Be still, and immerse yourself in finding joy in the mundane—
It was cooler outside, so I left my patio door open. I didn’t feel like making my pudding, but I know I needed to get it done. To help, I asked Siri to play some music—several times, to no avail. Frustrated, I chose to shift my mindset. My apartment was quiet, but I could hear the life outside. I found peace in the sound of my spatula whipping curds of cream and the gentle breeze drifting in. Just as I decided I had learned what I was meant to from that moment of stillness, Siri finally played a song.
Adults grow out of procrastination. Right? RIGHT?—
I’m still that little kid telling my parents the night before that I need a project done—the only problem is, I’m the parent now. The grandmama is the baby.
Like, why am I ordering shoes the night before an event I’ve known about for months?? Honestly, I think I just like the challenge. Procrastination is my favorite extreme sport.
Patching leaky faucets—
It’s highly important to me to show up for others, especially for those who have consistently shown up for me. Recently, I was reminded of the value of nurturing old friendships and the importance of preventative maintenance before bonds begin to fray.

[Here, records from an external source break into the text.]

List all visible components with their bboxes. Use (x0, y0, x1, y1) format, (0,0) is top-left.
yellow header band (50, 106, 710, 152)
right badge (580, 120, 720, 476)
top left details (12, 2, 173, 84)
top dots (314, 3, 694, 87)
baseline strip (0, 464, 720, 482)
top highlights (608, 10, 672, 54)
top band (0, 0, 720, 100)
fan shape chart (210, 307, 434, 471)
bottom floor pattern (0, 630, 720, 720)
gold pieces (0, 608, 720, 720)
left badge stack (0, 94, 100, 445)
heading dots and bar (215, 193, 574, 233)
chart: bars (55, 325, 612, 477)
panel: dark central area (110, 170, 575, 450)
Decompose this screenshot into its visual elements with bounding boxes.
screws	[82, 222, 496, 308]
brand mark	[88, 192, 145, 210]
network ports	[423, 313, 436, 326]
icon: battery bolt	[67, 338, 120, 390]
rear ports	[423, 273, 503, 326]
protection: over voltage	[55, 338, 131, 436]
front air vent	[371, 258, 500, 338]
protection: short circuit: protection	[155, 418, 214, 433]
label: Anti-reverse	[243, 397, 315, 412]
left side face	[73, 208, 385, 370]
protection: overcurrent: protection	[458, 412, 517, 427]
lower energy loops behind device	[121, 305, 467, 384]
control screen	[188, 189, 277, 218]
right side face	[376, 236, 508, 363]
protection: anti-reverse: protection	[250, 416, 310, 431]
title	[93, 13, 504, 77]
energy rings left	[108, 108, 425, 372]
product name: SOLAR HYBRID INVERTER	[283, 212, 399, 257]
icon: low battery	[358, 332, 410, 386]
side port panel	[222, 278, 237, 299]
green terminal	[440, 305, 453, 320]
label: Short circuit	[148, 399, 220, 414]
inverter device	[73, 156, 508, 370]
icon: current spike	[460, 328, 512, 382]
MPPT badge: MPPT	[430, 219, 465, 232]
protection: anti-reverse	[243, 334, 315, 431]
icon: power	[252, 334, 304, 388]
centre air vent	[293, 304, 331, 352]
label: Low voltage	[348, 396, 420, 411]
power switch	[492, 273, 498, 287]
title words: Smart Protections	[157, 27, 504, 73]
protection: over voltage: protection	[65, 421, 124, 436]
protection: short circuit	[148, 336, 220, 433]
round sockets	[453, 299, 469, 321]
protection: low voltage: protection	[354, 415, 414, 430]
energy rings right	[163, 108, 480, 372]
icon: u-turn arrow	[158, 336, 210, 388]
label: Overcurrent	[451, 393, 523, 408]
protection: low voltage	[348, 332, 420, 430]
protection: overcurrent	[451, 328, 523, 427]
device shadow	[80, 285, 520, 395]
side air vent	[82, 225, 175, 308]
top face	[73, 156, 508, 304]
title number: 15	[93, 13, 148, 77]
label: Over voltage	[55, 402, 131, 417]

I think a lot of preventative maintenance in relationships gets overlooked because we tend to overcomplicate it. It doesn’t have to be a big production—there’s no need for a round table discussion to address a drifting friendship.
I’ve grown to appreciate the simplicity of grown-up hangouts. Let’s go for a walk in the park, smell some candles at Target, grab oysters for lunch, and get us a lil treat after. I love a good Sex and the City-esque afternoon. Let’s go to the next spot.
I’ve entered the Kleenex auntie era—
Chile, I’m about to start carrying Kleenex in my pocketbook when I go to events! In the past few weeks, I’ve been to three where I found myself crying—two of them were full-on ugly boohoo cries! I am so emotional in this phase of my life, lol.
I just feel everything so deeply, and I’m so incredibly proud of and happy for the people around me. I’m grateful for them and for being included in their journey. Sometimes all those feelings manifest into a stream of tears, and I’m gon’ let them flow every time! Idk what else to tell you, lol.
I was down at the Bowman wedding. The officiant said, “Good evening,” I’m already crying.
Not where I want to be, but better than I was—
I’ve been reflecting on the bullshit I used to tolerate, recounting it like it happened to someone else—because, in a way, it did. The person I am now wouldn’t put up with even half of the things I accepted when I was still an idiot tolerating disrespect. For the discernment to know better and the gift of detachment, I’m truly grateful.
I also love being the friend people come to when they start their therapy journey. Like, yes! Get in loser, we’re going healing!
It’s such an honor, and I’m always thankful to be a positive influence on the people around me.
Girl on film—
I started documenting my life as a creative outlet and as a way to remember my adventures as I age. At first, I thought it was just for me—but it isn’t, really. While my blogs are an outlet for my thoughts, one of my goals has always been to positively impact the lives of others.
I create my vlogs with an artistic style that reflects what I personally want to see. I say it’s about what I like, and nobody else. While that is true for my creative vision, my vlogs are also lowkey about creating a legacy. I want anyone watching them—now or in the future—to see without a doubt that I lived a beautiful life filled with joy and love. I want them to say, “Damn, she was living good as hell.” Because I am.
Documenting these moments with gratitude has been an emotional and creative release. My hope is that sharing my journey inspires others to do the same. Even if it’s just for you, document your journey—you might even discover you’re living good as hell too.